Care and contact of minor child following a parents mental problems– Duncan v Coetzee (2012)

The Applicant and the Respondent were divorced in 2003 when their child was three months old.  In terms of the Divorce Order, the man (Respondent) had been awarded “reasonable access to the child at all reasonable times”.  The Applicant (the lady) now approached the High Court to vary the unrestricted access.

The Respondent relocated to Gauteng in 2010.  The Applicant lived in Port Elizabeth.  During October 2011 the Respondent sent the Applicant a message on her cellular phone saying that he had attempted to commit suicide the month before, and that he had now in a further attempt to commit suicide taken 60 sleeping tablets.  The Respondent was rushed to hospital and spent four days there. 

The Applicant now did not want the Respondent to have unsupervised access to the child.  At the time when he had tried to commit suicide, he had been living with a woman with two children, and one of them was sleeping in his bed when he attempted suicide.

The Court found that there was a definite deterioration in the Respondent’s emotional functioning.  He was also found to have had a history of being prone to breakdowns whenever a romantic relationship came to an end.  He had been adopted when he was young and had a history of cocaine use. 

The Court in this case placed emphasis on what would be in the best interests of the minor child.  The Judge was of the view that the expert opinions had to be taken very seriously. 
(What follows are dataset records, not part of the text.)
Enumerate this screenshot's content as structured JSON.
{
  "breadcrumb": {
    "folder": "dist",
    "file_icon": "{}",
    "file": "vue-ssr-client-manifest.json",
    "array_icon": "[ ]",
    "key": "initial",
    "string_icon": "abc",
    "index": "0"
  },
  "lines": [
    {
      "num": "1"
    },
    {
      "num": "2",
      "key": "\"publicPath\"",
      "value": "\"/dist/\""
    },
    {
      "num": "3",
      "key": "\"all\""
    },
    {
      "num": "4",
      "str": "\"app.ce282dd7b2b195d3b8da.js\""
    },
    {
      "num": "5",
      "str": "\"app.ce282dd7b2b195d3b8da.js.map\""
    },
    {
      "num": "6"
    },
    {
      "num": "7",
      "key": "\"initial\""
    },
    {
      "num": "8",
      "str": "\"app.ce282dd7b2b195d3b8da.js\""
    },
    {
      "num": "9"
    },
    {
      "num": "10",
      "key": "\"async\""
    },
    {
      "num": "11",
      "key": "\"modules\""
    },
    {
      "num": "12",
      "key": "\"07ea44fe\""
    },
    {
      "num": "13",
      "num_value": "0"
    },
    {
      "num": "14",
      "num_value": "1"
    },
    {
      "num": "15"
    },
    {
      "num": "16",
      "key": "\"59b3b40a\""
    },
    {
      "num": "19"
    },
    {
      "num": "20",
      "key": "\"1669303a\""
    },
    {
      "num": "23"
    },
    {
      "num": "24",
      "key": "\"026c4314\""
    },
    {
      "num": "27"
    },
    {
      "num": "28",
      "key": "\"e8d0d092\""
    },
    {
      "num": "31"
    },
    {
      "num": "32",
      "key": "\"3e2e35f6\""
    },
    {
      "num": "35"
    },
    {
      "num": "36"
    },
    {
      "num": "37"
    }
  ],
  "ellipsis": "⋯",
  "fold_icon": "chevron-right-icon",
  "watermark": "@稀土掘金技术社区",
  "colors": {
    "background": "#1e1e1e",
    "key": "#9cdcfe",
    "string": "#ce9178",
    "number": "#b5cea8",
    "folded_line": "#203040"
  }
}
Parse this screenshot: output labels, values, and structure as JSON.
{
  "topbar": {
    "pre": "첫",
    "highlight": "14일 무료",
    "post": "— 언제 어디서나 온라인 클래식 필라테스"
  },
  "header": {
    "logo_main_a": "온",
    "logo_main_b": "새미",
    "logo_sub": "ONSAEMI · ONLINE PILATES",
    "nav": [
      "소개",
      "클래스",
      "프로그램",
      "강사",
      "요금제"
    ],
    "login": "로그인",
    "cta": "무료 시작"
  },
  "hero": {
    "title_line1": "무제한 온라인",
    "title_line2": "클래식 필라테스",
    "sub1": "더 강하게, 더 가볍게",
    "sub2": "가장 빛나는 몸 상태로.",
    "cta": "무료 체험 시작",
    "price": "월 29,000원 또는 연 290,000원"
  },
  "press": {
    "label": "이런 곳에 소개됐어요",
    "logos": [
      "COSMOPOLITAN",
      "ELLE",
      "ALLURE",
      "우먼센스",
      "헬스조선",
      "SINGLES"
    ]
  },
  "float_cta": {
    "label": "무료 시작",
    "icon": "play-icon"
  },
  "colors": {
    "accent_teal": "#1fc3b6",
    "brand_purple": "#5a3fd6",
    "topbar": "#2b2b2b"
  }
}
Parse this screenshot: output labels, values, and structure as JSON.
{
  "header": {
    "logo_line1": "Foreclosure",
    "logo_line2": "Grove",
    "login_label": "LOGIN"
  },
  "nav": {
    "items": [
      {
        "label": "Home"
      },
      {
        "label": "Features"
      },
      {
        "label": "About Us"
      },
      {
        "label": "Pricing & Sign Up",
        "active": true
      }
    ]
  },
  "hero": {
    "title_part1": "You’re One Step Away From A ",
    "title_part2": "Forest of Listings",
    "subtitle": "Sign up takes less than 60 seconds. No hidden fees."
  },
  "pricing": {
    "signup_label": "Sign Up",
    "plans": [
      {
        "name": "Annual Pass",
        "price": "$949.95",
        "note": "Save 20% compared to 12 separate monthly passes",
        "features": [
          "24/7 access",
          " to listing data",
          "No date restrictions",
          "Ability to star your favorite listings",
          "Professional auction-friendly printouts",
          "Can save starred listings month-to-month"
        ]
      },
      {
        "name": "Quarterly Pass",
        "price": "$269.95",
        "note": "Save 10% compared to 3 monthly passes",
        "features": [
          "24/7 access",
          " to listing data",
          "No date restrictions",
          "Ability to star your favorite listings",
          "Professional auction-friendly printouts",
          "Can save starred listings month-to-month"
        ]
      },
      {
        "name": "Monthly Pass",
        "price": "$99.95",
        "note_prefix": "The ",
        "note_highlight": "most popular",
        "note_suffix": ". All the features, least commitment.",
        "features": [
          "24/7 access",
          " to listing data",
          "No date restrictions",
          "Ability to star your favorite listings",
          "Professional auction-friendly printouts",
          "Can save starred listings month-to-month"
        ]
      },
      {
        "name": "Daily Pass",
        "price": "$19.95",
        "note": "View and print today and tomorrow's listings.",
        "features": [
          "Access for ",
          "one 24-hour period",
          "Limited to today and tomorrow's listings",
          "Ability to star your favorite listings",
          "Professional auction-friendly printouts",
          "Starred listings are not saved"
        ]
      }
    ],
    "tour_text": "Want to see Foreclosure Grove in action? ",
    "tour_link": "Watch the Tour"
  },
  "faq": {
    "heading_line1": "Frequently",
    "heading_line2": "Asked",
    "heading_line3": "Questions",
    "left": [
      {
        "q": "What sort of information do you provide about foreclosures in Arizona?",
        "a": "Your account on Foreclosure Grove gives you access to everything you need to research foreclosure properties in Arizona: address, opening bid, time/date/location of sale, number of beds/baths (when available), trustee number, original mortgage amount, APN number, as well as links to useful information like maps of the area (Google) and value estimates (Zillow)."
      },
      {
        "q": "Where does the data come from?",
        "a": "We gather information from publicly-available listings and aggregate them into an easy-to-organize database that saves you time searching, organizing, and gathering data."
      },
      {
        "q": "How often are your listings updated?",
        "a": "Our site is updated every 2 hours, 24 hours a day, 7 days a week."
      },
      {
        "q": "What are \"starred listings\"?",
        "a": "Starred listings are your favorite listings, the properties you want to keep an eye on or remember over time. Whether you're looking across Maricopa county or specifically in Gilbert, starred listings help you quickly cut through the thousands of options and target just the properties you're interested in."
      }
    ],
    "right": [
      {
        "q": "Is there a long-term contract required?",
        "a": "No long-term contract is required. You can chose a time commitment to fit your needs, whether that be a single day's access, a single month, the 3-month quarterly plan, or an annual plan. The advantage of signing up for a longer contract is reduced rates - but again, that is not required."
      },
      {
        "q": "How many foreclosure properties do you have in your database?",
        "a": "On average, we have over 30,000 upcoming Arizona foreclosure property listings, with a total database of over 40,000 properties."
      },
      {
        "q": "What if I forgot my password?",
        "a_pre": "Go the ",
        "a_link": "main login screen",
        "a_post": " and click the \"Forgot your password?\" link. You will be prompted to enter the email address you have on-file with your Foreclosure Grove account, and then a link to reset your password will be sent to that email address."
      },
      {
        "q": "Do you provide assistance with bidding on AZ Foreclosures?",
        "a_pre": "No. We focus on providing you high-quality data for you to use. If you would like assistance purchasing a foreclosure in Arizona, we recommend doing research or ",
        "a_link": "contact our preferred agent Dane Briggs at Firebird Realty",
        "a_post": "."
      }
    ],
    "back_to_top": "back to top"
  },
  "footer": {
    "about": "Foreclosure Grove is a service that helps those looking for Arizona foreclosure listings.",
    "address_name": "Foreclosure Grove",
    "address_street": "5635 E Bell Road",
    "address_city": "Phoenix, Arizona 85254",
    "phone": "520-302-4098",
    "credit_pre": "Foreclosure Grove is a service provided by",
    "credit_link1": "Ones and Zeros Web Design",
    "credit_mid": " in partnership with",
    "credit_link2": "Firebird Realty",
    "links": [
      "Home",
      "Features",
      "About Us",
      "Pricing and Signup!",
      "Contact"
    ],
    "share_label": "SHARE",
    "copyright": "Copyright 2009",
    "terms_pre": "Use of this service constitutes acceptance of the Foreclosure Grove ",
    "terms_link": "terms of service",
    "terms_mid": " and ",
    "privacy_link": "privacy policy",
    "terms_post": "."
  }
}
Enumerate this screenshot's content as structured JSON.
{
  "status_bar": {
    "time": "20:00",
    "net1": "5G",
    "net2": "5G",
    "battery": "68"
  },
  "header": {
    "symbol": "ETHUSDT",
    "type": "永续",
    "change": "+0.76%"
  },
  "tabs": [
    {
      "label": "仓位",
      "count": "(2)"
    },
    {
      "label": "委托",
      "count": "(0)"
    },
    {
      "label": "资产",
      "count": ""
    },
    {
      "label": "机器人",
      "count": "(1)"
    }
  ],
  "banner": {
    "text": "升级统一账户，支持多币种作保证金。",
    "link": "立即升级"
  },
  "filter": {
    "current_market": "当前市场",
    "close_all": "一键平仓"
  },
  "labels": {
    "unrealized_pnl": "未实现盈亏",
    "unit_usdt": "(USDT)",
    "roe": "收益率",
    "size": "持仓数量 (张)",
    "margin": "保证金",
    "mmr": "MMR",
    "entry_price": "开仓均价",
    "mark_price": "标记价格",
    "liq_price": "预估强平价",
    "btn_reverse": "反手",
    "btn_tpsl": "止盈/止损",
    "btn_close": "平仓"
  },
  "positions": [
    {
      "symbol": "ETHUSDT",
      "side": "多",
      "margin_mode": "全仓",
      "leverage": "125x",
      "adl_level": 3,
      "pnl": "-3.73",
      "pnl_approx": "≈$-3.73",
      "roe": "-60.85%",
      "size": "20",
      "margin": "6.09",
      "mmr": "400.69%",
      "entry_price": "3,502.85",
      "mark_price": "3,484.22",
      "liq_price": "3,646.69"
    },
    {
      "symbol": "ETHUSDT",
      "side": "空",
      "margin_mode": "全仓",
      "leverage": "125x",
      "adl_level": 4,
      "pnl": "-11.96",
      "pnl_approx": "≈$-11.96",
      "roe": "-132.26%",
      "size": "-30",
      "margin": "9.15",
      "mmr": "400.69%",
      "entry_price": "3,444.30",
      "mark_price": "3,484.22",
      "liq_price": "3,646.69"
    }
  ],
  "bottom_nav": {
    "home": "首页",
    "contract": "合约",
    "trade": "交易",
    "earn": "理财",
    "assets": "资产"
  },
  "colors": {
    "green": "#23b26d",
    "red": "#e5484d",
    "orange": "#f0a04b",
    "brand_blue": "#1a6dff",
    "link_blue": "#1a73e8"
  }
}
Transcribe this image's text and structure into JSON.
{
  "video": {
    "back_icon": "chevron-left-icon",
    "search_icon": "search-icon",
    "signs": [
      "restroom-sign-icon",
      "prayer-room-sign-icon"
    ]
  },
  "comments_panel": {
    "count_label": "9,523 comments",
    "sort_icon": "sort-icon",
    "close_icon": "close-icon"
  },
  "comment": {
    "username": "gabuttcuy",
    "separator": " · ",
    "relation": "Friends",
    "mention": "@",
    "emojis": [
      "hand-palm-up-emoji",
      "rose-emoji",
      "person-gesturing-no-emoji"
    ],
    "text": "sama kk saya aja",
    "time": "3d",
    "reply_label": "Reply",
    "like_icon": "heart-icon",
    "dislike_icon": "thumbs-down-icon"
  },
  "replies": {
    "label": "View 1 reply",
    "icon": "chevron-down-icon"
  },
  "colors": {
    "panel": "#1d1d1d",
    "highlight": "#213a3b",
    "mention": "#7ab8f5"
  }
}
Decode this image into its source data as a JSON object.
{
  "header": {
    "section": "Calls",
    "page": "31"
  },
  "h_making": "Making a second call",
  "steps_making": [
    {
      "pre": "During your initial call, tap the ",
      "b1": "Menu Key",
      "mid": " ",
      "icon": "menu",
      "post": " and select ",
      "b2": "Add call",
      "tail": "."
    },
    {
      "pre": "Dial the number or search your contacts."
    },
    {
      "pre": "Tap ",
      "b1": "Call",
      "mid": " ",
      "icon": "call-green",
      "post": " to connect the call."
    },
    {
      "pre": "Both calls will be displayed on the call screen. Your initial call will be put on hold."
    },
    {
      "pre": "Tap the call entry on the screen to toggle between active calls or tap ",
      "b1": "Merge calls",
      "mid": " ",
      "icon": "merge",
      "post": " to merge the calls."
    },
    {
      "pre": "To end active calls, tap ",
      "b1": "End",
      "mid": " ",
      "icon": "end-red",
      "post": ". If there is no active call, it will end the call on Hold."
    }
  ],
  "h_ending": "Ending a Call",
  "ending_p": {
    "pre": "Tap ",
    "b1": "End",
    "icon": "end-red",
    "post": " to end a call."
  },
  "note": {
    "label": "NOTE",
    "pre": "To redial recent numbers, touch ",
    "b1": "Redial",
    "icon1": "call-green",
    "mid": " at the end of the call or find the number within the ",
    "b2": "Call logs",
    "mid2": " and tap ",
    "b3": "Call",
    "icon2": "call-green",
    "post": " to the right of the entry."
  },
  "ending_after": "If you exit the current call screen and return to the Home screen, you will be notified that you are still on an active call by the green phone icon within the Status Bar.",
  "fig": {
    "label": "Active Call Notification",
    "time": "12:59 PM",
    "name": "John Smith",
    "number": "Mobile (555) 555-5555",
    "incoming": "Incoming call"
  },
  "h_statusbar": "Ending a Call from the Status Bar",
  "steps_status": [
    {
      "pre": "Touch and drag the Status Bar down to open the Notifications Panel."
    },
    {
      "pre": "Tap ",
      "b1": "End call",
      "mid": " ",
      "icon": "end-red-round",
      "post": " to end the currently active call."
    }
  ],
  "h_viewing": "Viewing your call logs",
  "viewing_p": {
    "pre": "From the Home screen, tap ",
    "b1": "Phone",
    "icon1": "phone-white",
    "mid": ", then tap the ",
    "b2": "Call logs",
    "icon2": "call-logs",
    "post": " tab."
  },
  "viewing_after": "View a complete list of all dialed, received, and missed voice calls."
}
The Court in coming to its conclusion did in the end vary the Divorce Order.  The Applicant was found to be primary carer of the child.  The Court did however allow that both parties would be co-holders of parental rights and responsibilities of the minor child in terms of sections 18 and 19 of the Childrens Act 38 of 2005, as amended.  An Order was in the end granted as follows:

“2.3.1  Regular telephonic contact;
2.3.2  A weekend sleepover in Port Elizabeth commencing at 17:00 on Friday and ending at 17:00 on Sunday, at least once a month, at the home and under the supervision of Claude and Priscilla Coetzee, or at a mutually agreed place or with a mutually agreed upon person;
2.3.3   During school holiday periods, for a reasonable agreed period longer than a weekend, under the same conditions that apply to weekend contact.
2.4     That the aforementioned supervised contact arrangements remain in place for at least 6 months from 21 September 2012, and that the parties are directed to revisit such arrangements after the expiration of such period.
2.5     That the Respondent be ordered to pay the costs of this  application.”

As appears from the abovementioned case, the courts consider suicide attempts and other mental problems quite severely, and will not hesitate to award supervised contact when they deem it to be in the best interests of the minor child.